Une marée humaine de millions de chiites a afflué jeudi à Kerbala, dans le sud de l'Irak, pour participer à un pèlerinage placé sous haute sécurité en raison des risques d'attentat.
"Le nombre de personnes qui se sont rendues en visite à Kerbala a atteint neuf millions", a affirmé à l'AFP le général de police Raëd Shakir Jawdat, le chef de la ville, placée en état de siège depuis plusieurs jours.
Le gouverneur de la province de Kerbala a confirmé ce chiffre et indiqué qu'il "s'agissait d'un record". "Kerbala n'a jamais connu une telle affluence", a ajouté Akhil al-Khazali.
Les rues de Kerbala, située à 110 km au sud de Bagdad, étaient noires de monde et il était difficile de se déplacer ou d'accéder au mausolée de l'imam Hussein, dans le coeur de la ville. Les pèlerins y célèbrent l'"arbaïne", la fête qui marque le 40e jour après la mort de l'imam Hussein, l'une des figures les plus révérées du chiisme, assassiné à Kerbala au VIIe siècle.
Le Premier ministre Nouri al-Maliki, un chiite, s'est rendu à Kerbala pour prier au mausolée de l'imam, a par ailleurs indiqué à l'AFP le porte-parole de la police de la province, Rahmane Mouchawi.

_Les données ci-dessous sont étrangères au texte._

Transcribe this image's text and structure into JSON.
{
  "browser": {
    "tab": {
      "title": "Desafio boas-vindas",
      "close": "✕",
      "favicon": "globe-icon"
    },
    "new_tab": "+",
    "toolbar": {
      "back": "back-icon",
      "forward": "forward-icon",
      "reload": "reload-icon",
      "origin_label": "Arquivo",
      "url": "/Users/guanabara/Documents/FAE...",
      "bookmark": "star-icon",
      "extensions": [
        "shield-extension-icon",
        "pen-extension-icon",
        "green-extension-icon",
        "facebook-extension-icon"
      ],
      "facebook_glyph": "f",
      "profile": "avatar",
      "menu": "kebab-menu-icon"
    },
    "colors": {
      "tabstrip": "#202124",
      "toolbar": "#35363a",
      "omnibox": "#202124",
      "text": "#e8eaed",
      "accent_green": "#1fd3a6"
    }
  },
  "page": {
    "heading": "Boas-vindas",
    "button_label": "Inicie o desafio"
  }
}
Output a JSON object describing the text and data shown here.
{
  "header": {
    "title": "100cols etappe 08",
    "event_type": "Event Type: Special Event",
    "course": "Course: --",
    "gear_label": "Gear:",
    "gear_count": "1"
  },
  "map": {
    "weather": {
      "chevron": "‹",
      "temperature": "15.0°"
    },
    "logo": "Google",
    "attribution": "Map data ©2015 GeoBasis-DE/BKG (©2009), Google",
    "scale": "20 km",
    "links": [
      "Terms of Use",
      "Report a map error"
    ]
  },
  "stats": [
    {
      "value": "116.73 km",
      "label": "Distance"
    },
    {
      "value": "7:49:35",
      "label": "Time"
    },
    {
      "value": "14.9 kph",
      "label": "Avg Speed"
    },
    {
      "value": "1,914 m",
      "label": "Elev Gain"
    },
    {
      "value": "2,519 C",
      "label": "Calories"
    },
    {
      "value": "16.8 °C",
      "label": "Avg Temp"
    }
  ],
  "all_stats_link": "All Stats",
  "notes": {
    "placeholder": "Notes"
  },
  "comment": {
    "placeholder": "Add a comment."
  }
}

Pour faire face à des attentats anti-chiites, qui ont déjà ensanglanté les processions de pèlerins venant des quatre coins du pays, les services de sécurité ont déployé un imposant dispositif, comprenant quelque 50.000 policiers et soldats.
Des barrages, où les visiteurs étaient fouillés, ont été installés à toutes les entrées de la ville empêchant les véhicules de s'approcher du centre, survolé par des hélicoptères. Quelque 750 tireurs délite ont aussi été déployés sur les toits des immeubles.
"Le dispositif de sécurité mis en place fonctionne comme nous l'espérions", a assuré le général Jawdat, soulignant qu'un kamikaze portant une ceinture d'explosifs avait été arrêté mercredi à un des barrages.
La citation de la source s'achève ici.